Début juillet dernier, l'homme aux nombreuses zones d'ombre avait ignorait une convocation de la commission parlementaire. Les députés ont ensuite voté quelques semaines plus tard une loi instituant une Haute cour de justice, compétente pour juger le chef de l'Etat et les ministres en cas de «haute trahison».

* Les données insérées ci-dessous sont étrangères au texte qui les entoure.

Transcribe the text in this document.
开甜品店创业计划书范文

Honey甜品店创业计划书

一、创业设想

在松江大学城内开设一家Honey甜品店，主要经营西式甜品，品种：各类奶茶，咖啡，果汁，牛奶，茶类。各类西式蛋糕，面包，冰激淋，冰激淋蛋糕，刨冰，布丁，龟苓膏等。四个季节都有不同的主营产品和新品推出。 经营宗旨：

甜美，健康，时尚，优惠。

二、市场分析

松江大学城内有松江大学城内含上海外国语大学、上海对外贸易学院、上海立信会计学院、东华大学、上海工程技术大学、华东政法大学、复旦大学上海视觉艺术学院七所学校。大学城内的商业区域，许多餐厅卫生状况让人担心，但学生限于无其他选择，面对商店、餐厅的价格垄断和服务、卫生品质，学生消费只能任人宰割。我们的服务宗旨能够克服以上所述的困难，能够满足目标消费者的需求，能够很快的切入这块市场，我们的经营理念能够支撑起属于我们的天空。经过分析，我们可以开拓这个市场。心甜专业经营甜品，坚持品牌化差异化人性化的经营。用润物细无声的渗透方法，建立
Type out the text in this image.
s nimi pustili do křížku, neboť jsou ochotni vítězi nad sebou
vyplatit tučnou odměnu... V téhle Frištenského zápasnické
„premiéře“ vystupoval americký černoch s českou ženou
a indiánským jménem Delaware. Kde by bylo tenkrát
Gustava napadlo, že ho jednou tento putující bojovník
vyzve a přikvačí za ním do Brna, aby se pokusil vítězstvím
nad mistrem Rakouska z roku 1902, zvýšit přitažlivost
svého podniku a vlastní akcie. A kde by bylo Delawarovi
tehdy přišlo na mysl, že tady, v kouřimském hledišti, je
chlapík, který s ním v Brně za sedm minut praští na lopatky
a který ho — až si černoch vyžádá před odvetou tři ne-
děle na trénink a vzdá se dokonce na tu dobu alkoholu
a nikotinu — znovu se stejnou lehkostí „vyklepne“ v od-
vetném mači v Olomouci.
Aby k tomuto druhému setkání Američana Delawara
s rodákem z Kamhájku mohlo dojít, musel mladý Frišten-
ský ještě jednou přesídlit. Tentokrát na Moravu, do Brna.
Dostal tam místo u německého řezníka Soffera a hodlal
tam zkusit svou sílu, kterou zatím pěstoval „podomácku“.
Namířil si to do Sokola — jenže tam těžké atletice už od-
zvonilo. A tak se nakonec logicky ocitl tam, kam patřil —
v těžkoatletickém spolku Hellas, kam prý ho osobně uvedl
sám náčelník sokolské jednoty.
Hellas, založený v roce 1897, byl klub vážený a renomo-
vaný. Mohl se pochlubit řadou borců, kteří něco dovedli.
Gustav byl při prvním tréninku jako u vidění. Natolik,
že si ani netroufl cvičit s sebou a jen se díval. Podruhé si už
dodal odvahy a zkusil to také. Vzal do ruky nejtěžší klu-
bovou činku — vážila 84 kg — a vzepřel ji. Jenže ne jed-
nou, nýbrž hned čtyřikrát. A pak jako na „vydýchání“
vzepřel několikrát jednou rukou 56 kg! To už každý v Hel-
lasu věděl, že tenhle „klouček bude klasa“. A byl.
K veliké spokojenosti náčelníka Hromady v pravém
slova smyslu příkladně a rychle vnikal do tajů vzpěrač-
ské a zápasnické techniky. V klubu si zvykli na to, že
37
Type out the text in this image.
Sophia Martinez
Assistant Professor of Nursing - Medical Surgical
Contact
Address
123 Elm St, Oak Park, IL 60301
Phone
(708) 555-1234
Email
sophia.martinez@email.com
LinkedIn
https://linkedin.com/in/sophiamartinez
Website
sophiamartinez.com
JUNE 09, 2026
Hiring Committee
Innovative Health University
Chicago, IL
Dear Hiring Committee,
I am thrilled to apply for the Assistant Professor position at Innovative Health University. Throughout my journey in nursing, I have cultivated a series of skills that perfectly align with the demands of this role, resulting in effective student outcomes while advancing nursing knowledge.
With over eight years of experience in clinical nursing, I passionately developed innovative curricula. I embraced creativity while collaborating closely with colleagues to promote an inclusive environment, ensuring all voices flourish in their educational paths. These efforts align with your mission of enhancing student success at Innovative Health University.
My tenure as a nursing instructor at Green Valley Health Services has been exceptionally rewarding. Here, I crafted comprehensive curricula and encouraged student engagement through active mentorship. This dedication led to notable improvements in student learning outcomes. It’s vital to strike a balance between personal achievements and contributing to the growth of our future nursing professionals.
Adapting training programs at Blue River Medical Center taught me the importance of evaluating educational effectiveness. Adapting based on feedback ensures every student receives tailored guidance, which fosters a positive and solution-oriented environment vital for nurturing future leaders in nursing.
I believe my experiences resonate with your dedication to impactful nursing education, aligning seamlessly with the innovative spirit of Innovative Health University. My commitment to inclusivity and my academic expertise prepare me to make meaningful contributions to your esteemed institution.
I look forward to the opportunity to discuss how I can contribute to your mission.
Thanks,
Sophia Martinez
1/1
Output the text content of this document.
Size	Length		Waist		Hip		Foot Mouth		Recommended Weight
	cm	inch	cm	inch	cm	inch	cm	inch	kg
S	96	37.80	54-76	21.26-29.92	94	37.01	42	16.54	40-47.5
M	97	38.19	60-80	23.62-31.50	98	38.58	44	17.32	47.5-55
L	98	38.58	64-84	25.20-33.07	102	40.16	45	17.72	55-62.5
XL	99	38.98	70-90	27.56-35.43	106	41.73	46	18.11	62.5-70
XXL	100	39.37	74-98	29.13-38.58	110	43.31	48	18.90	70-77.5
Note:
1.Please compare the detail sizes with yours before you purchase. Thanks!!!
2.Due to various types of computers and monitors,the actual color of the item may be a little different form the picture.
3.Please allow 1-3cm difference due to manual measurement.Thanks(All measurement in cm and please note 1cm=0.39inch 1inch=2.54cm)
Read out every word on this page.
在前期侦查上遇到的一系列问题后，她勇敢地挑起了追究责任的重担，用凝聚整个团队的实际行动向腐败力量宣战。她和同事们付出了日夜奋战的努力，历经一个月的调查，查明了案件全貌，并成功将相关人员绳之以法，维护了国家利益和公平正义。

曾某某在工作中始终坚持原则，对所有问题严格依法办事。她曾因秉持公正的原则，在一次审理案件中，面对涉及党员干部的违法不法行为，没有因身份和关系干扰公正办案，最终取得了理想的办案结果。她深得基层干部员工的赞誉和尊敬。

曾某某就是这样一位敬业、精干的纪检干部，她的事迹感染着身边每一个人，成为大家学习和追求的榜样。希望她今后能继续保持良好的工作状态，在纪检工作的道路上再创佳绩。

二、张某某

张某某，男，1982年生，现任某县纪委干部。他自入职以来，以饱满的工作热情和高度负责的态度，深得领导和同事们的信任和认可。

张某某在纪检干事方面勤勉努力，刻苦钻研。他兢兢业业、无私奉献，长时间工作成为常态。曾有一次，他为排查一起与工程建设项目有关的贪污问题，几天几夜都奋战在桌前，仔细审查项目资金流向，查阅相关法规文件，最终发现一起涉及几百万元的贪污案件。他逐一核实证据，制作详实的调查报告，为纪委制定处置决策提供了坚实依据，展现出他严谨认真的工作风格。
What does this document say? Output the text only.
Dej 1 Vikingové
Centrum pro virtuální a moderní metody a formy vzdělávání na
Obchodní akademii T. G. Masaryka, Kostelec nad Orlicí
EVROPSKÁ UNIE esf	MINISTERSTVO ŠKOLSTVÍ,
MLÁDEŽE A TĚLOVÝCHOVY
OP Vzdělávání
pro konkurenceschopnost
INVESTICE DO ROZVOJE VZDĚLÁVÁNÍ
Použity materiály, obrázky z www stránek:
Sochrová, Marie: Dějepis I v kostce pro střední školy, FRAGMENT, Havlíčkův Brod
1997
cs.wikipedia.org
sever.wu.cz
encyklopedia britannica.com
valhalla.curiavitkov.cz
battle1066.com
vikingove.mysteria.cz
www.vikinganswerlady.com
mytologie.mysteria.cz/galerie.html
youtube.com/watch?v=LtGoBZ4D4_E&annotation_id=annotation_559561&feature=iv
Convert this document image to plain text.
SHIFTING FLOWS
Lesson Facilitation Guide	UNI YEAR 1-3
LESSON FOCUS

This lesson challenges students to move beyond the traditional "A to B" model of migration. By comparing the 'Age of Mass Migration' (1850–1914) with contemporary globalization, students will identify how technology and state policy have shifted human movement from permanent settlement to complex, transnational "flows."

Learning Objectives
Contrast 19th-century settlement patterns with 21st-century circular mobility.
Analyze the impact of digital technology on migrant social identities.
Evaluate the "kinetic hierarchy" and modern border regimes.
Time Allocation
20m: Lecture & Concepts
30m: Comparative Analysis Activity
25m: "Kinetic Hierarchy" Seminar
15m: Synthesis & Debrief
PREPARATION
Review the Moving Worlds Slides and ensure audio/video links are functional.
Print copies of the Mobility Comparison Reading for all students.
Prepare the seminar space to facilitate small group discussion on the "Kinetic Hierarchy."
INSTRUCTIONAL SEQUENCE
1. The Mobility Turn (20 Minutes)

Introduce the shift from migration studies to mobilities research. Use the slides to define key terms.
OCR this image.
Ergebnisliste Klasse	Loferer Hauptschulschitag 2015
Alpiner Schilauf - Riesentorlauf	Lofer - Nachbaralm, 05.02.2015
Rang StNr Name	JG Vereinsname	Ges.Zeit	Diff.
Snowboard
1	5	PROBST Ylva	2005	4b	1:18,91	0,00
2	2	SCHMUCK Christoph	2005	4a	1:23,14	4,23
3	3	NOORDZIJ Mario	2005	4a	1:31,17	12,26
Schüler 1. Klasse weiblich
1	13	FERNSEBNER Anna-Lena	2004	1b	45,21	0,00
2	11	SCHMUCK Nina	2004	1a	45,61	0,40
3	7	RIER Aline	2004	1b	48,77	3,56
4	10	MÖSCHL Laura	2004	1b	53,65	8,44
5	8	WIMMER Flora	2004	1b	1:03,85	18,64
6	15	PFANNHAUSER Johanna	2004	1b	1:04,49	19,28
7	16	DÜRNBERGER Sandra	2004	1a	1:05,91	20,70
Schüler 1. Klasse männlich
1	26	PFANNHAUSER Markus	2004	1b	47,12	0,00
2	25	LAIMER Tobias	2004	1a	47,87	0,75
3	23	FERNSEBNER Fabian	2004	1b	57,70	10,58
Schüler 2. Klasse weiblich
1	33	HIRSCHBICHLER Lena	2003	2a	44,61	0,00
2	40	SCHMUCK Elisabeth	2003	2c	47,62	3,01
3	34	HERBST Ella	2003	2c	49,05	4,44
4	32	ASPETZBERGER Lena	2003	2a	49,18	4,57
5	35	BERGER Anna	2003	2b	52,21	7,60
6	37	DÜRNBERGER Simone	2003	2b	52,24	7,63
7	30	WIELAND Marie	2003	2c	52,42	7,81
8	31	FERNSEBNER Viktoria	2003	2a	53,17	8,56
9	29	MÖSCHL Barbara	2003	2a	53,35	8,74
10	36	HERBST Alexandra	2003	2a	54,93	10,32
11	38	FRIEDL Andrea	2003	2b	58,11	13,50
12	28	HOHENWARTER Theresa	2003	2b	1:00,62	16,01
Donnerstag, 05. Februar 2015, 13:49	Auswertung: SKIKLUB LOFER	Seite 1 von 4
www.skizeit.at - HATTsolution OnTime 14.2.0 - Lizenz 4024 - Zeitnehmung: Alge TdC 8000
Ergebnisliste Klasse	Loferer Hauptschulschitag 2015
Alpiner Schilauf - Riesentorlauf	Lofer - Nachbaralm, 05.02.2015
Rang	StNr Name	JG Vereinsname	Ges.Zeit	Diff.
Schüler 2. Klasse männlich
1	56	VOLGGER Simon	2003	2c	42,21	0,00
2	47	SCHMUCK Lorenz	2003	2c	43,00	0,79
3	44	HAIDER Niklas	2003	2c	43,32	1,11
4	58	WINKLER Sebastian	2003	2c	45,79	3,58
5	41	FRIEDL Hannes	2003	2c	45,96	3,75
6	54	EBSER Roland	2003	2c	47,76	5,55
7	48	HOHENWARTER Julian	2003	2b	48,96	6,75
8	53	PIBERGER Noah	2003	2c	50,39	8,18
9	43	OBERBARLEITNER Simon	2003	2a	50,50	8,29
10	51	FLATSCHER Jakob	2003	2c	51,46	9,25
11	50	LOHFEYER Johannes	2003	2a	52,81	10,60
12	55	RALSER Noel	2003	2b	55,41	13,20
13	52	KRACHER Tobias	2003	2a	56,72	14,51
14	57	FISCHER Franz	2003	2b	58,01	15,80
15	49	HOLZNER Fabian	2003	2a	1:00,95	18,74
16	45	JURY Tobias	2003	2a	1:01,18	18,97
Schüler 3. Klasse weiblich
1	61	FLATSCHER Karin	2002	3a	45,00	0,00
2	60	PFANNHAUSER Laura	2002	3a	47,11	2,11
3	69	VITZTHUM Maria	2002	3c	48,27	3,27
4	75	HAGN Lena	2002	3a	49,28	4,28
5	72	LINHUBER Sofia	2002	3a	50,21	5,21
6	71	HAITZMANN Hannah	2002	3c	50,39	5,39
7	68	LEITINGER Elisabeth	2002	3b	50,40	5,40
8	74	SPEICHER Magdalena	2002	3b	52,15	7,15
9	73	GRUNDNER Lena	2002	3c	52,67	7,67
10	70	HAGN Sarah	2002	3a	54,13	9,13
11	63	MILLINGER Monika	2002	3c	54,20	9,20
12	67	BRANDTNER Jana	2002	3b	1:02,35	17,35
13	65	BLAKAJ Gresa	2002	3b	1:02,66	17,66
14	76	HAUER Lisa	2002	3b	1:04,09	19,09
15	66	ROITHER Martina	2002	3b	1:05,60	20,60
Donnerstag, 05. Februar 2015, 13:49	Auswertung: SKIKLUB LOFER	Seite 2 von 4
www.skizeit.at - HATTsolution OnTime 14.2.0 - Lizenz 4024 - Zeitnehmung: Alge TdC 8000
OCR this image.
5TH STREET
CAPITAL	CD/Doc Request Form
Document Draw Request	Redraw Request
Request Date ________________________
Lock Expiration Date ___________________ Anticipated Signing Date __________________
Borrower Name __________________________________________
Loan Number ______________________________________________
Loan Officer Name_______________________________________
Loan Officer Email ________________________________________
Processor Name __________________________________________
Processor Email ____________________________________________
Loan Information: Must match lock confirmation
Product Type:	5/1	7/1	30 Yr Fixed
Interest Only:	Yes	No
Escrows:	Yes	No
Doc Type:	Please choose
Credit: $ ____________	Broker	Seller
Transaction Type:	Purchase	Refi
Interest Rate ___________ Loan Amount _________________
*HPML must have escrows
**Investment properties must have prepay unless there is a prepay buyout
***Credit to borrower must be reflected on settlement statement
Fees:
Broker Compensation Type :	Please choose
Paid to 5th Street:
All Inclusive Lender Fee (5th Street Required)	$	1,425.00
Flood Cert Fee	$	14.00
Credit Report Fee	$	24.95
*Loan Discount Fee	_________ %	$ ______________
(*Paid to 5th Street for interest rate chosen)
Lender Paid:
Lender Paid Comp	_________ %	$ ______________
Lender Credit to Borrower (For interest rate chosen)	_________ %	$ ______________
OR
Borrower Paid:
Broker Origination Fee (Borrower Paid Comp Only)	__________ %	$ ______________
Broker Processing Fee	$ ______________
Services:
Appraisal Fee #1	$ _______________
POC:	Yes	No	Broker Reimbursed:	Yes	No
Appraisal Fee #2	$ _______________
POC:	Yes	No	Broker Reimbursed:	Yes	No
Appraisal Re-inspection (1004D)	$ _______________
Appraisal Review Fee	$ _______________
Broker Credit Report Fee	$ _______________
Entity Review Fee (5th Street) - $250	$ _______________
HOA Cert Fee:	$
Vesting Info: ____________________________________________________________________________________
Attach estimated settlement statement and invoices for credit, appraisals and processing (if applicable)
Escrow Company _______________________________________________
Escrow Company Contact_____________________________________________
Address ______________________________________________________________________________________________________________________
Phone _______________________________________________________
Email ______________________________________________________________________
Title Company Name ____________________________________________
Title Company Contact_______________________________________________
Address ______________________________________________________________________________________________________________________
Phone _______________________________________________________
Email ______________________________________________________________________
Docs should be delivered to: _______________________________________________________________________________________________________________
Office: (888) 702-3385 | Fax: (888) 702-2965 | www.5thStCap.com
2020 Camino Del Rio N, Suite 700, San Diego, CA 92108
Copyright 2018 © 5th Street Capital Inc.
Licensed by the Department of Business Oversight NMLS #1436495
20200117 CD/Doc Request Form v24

Après la tentative ratée du rigide et tout puissant général, de reprendre les commandes de l'Union pour la République (UPR), le 29 décembre dernier, C'est à main levée que les 2 250 congressistes ont élu un nouveau Conseil national, en l'absence de tout candidat favorable à Abdel Aziz, rapportait alors le site d'information Jeune Afrique dans un article. Ainsi, Sidi Mohamed Ould Taleb Amar, patron de la Société des eaux, ancien ministre de l'hydraulique et ancien ambassadeur en Russie et aux États-Unis, devient nouveau président de l'UPR avec Salka Mint Yamar, Mohamed Yahya Ould Horma et Djindah Bal qui prennent respectivement les postes de premier, deuxième et troisième vice-présidents.

Un échec qui a visiblement du mal à passer pour Aziz qui a récemment manqué sa tentative de reprendre le Parti unioniste démocratique socialiste (PUSD) initiée il y a moins d'une semaine. L'intraitable ancien chef d'Etat a été placé en garde à vue la veille d'une conférence de presse qui devait avoir lieu ce mardi 18 août visant à "édifier l'opinion publique nationale et internationale sur les graves accusations dont lui, sa famille et son entourage font l'objet".

A la tête de la Mauritanie de 2008 à 2019, Ould Abdel Aziz avait quitté la présidence en laissant derrière lui un pays surendetté auprès du FMI (avec un taux d'endettement frôlant les 100% du PIB), marqué par les inégalités sociales et la corruption.